Its large broad wings, circling flight, and brown and white colouring make it easy to recognise as it scans fields or moors for food.
With carrion making up a large part of its diet, dead sheep and lambs are a regular treat but worms are also taken.
Similar in some ways to the rarer red kite, the buzzard's rounded, fan-shaped tail feathers instantly distinguish it from the kite whose tail feathers are shaped in a 'V'.
The buzzard's wingspan is also shorter by some 65cms when compared to the 195cms maximum span of the more majestic kite.
The buzzard is now thought to be the commonest large bird of prey in Scotland and generally down the western side of Britain.
This was probably borne out earlier this year when I spotted two within minutes of leaving my car during a trip to Dartmoor in Devon.
Although the buzzard rarely leaves its native country, two other species do migrate to our shores.
These are the Scandinavia-based Rough-Legged buzzard, partial to lemmings as well as rabbits, and, more rarely, the Honey buzzard.
This feeds on wasp and bee larvae and occasionally arrives here from the Continent after wintering in Africa.
Our own buzzards were almost wiped out in the 1950s due to the decimation of rabbits by myxomatosis, destroying their main food source during the breeding season.
Illegal shooting of buzzards has always been a problem and most crimes of this nature may go unrecorded because they happen in remote places and are quickly concealed.
But the RSPB says that of 37 formally noted shootings of birds of prey last year, 10 victims were buzzards.
Many more buzzards are believed to be killed by poisoned baits or steel spring-traps set on top of posts or sawn-off tree trunks.

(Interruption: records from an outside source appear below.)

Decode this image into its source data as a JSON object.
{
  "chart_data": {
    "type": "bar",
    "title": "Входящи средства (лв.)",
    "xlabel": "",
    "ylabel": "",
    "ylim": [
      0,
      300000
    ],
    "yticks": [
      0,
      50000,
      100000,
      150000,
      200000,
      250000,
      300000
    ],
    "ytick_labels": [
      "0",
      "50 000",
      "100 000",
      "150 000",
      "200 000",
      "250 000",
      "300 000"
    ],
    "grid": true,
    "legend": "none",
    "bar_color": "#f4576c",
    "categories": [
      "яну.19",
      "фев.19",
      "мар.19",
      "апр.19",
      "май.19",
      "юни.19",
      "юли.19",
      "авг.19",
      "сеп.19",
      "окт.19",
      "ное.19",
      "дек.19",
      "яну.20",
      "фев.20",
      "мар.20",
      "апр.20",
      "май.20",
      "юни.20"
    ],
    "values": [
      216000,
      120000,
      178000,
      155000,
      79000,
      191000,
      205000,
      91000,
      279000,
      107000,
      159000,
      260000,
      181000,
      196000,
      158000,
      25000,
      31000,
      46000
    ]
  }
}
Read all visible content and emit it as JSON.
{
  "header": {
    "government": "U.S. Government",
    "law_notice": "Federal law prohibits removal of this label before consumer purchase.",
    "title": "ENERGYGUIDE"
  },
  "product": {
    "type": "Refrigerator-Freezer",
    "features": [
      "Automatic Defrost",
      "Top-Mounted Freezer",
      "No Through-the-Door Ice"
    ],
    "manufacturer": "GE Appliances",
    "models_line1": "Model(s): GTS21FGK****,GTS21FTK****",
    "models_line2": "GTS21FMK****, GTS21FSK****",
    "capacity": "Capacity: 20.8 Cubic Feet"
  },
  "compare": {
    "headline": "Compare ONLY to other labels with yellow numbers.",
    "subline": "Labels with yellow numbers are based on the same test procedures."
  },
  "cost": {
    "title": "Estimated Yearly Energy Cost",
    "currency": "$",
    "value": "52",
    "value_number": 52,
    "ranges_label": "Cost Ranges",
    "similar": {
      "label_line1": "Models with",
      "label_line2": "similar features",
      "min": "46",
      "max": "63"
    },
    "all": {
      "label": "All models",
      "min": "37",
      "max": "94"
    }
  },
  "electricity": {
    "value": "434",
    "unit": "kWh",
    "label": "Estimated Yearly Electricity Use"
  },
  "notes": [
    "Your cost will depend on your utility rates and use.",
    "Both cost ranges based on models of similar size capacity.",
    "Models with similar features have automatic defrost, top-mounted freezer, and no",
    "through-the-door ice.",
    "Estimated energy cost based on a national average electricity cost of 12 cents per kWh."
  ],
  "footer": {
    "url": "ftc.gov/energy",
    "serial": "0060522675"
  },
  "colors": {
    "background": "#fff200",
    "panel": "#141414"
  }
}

In a way, this made a report of a buzzard attacking a jogger in Cumbria all the more interesting.
Were buzzards striking back at last ? Apparently not. Although undoubtedly powerful and capable of inflicting terrible wounds, it seemed this particular buzzard may have escaped from captivity and so had no innate fear of Man.
Still, that must of been of little comfort to the jogger who suffered 15 severe wounds to his head courtesy of his attacker's formidable claws and hooked bill.
A passing motorist found him dazed, battered, and covered in blood. He seems lucky not to have lost an eye.
Talking of buzzards, someone once told me of an incident which occurred after she discarded her Christmas turkey carcass in her back garden.
A "giant chicken" had swooped down and snatched it away, she said. A buzzard more likely.